Challenges and Considerations
While ML offers great advantages in customer service – enhancing efficiency, reducing response times, enabling 24/7 support present several challenges. In all cases, organisations should address these obstacles in order to maintain ethical and effective deployment.
One of the primary issues is compliance with regulations. Data protection laws, such as the General Data Protection Regulation (GDPR) in the European Union and California Consumer Privacy Act (CCPA) in the United States, set strict guidelines for the collection, storage, and processing of personal data. Legally adopting these measures often involves complex business processes and incurring significant per-user operational overhead costs. Companies should deploy advanced user data privacy measures such as encryption, pseudonymisation, and identity anonymisation to limit the possibilities of user-identifiable data exposure.
Over-automation is another challenge worth considering. Fully automated systems, particularly those devoid of any context or empathy, can render uninspiring experiences for users and can be maddening when context is added. To address this issue, many companies are adopting hybrid systems that combine automated AI functions with the ability to easily transfer more complicated, sensitive, or emotional issues to human beings to resolve them.
ML bias presents an equally significant problem. AI systems without sufficient representative training data are likely to perpetuate pervasive stereotypes or discriminate against certain users. Organisations need to implement rigorous data contextualisation alongside a comprehensive auditing process that goes beyond basic intent inference. Failing that ,sustained monitoring of model performance is also crucial. Employing fairness-driven machine-learning techniques adds ethical strength to the system while increasing supervised involvement mitigates the risks associated with unbounded reliance on automation.
Understanding the potential of AI tools in customer service requires companies to adhere to three fundamental rules: removing bias in algorithms, achieving the right equilibrium between automation and human touch, and protecting customer data with robust privacy safeguards. These practices cultivate consumer trust while maintaining socio technical standards in AI-enabled customer service.
What’s Next?
ML is no longer in the research phase. It has become a fundamental component for developing scalable and adaptive systems that are human-centric.

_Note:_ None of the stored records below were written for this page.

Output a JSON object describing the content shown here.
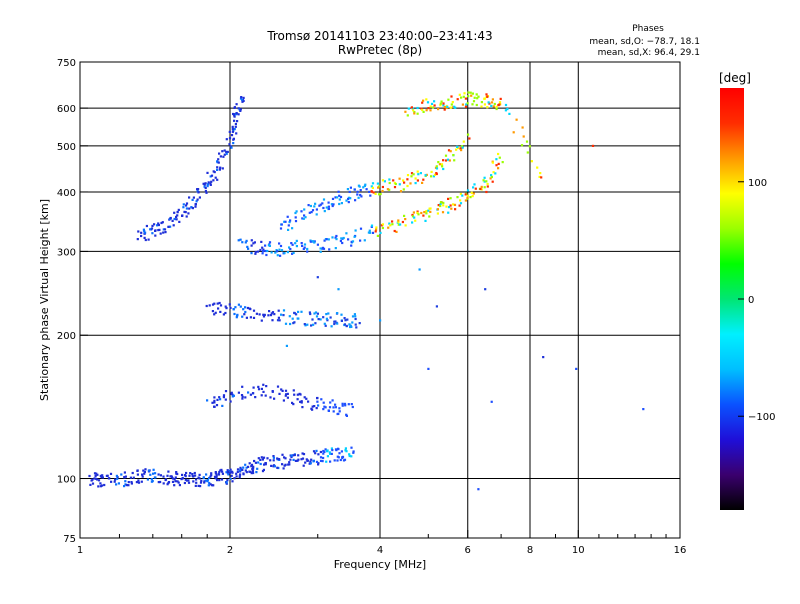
{
  "chart_data": {
    "type": "scatter",
    "title_line1": "Tromsø 20141103 23:40:00–23:41:43",
    "title_line2": "RwPretec (8p)",
    "stats": {
      "heading": "Phases",
      "line_o": "mean, sd,O: −78.7, 18.1",
      "line_x": "mean, sd,X:  96.4, 29.1"
    },
    "xlabel": "Frequency [MHz]",
    "ylabel": "Stationary phase Virtual Height [km]",
    "x_scale": "log",
    "y_scale": "log",
    "xlim": [
      1,
      16
    ],
    "ylim": [
      75,
      750
    ],
    "x_ticks": [
      1,
      2,
      4,
      6,
      8,
      10,
      16
    ],
    "x_tick_labels": [
      "1",
      "2",
      "4",
      "6",
      "8",
      "10",
      "16"
    ],
    "y_ticks": [
      75,
      100,
      200,
      300,
      400,
      500,
      600,
      750
    ],
    "y_tick_labels": [
      "75",
      "100",
      "200",
      "300",
      "400",
      "500",
      "600",
      "750"
    ],
    "x_gridlines": [
      2,
      4,
      6,
      8,
      10
    ],
    "y_gridlines": [
      100,
      200,
      300,
      400,
      500,
      600
    ],
    "grid": true,
    "colorbar": {
      "label": "[deg]",
      "range": [
        -180,
        180
      ],
      "ticks": [
        100,
        0,
        -100
      ],
      "tick_labels": [
        "100",
        "0",
        "−100"
      ],
      "colors": [
        "#000000",
        "#3a006e",
        "#1f0fd8",
        "#0a52ff",
        "#00bfff",
        "#00f0ff",
        "#00e673",
        "#00ff00",
        "#9aff00",
        "#ffff00",
        "#ff9900",
        "#ff2d00",
        "#ff0000"
      ]
    },
    "series": [
      {
        "x": [
          1.05,
          1.1,
          1.2,
          1.3,
          1.4,
          1.5,
          1.6,
          1.7,
          1.8,
          1.9,
          2.0,
          2.1,
          2.2,
          2.35,
          2.5,
          2.7,
          2.9,
          3.1,
          3.3,
          3.5
        ],
        "y": [
          100,
          100,
          100,
          101,
          102,
          101,
          100,
          100,
          100,
          101,
          102,
          104,
          106,
          108,
          109,
          110,
          111,
          112,
          113,
          114
        ]
      },
      {
        "x": [
          1.3,
          1.4,
          1.5,
          1.6,
          1.7,
          1.8,
          1.9,
          2.0,
          2.05,
          2.1
        ],
        "y": [
          325,
          332,
          345,
          365,
          390,
          420,
          460,
          520,
          580,
          640
        ]
      },
      {
        "x": [
          2.1,
          2.3,
          2.5,
          2.8,
          3.1,
          3.5,
          4.0,
          4.5,
          5.0,
          5.5,
          6.0,
          6.5,
          7.0
        ],
        "y": [
          310,
          305,
          305,
          308,
          312,
          320,
          335,
          350,
          365,
          378,
          390,
          420,
          480
        ]
      },
      {
        "x": [
          2.5,
          2.8,
          3.1,
          3.4,
          3.7,
          4.0,
          4.5,
          5.0,
          5.5,
          6.0
        ],
        "y": [
          340,
          360,
          380,
          395,
          405,
          410,
          420,
          440,
          470,
          520
        ]
      },
      {
        "x": [
          1.8,
          2.0,
          2.2,
          2.5,
          2.8,
          3.1,
          3.4,
          3.6
        ],
        "y": [
          228,
          226,
          224,
          220,
          218,
          217,
          216,
          216
        ]
      },
      {
        "x": [
          1.8,
          2.0,
          2.3,
          2.6,
          2.9,
          3.2,
          3.5
        ],
        "y": [
          145,
          150,
          155,
          150,
          145,
          142,
          140
        ]
      },
      {
        "x": [
          4.5,
          5.0,
          5.5,
          6.0,
          6.5,
          7.0,
          8.5
        ],
        "y": [
          600,
          610,
          620,
          630,
          625,
          615,
          420
        ]
      }
    ]
  }
}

Leading product teams ML for hyper-personalised user flows as for user smart re-engagement messages for maintaining and building enduring relationships with users
At companies such as Duolingo, Spotify, Canva and Yandex, the impacts of ML integration with communication modules are evident from increased induced conversions, enhanced retention, and improved user experience: everything works synergistically.

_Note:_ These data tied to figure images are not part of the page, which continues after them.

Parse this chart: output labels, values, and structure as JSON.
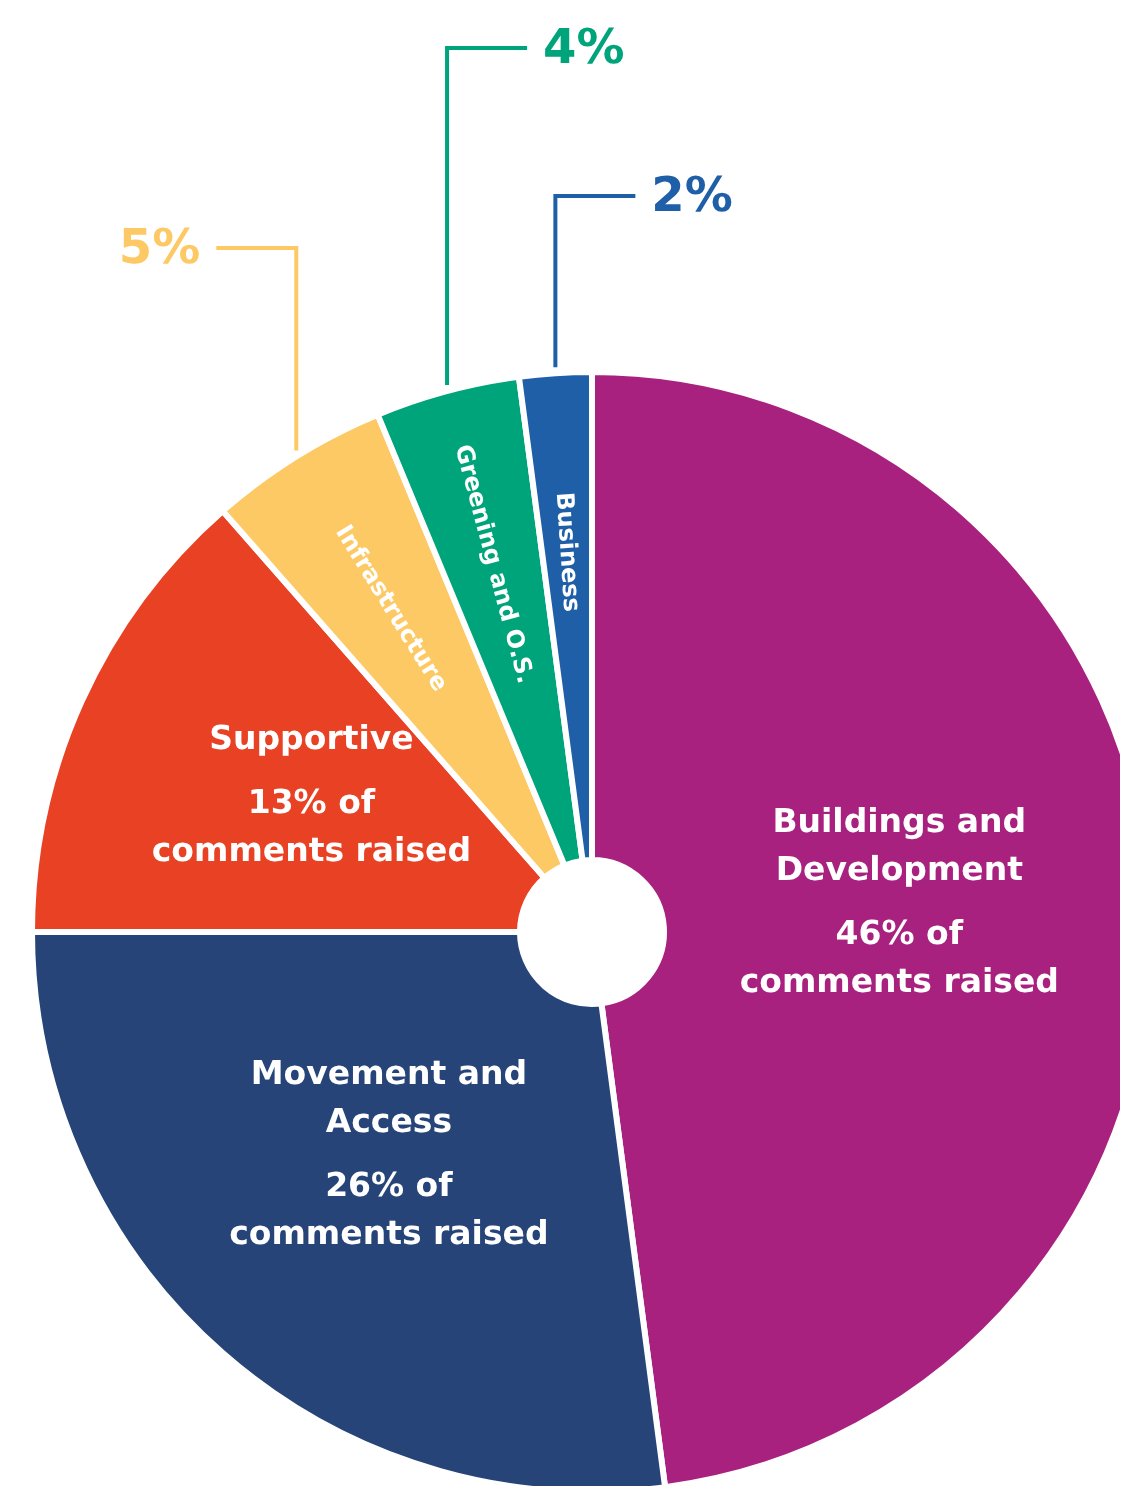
{
  "chart_data": {
    "type": "donut",
    "categories": [
      "Buildings and\nDevelopment",
      "Movement and\nAccess",
      "Supportive",
      "Infrastructure",
      "Greening and O.S.",
      "Business"
    ],
    "values": [
      46,
      26,
      13,
      5,
      4,
      2
    ],
    "colors": [
      "#a8217f",
      "#264478",
      "#e84124",
      "#fdc964",
      "#00a47a",
      "#1f5fa8"
    ],
    "value_labels": [
      "46% of\ncomments raised",
      "26% of\ncomments raised",
      "13% of\ncomments raised",
      "5%",
      "4%",
      "2%"
    ]
  }
}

The future of in-app ML communication with the emergence of generative AI, the next evolutionary leap of ML seems the most apparent: Cross-platform, cross-device communications will be intelligent and predictive. Today’s product leaders need to seize the moment and shift focus towards the evolution of systems designed to learn and adapt instead of messaging rules and user stagnation.
In the context of disruptive technologies, communication morphs from a singular functionality of a product into a holistic strategy for engaging users.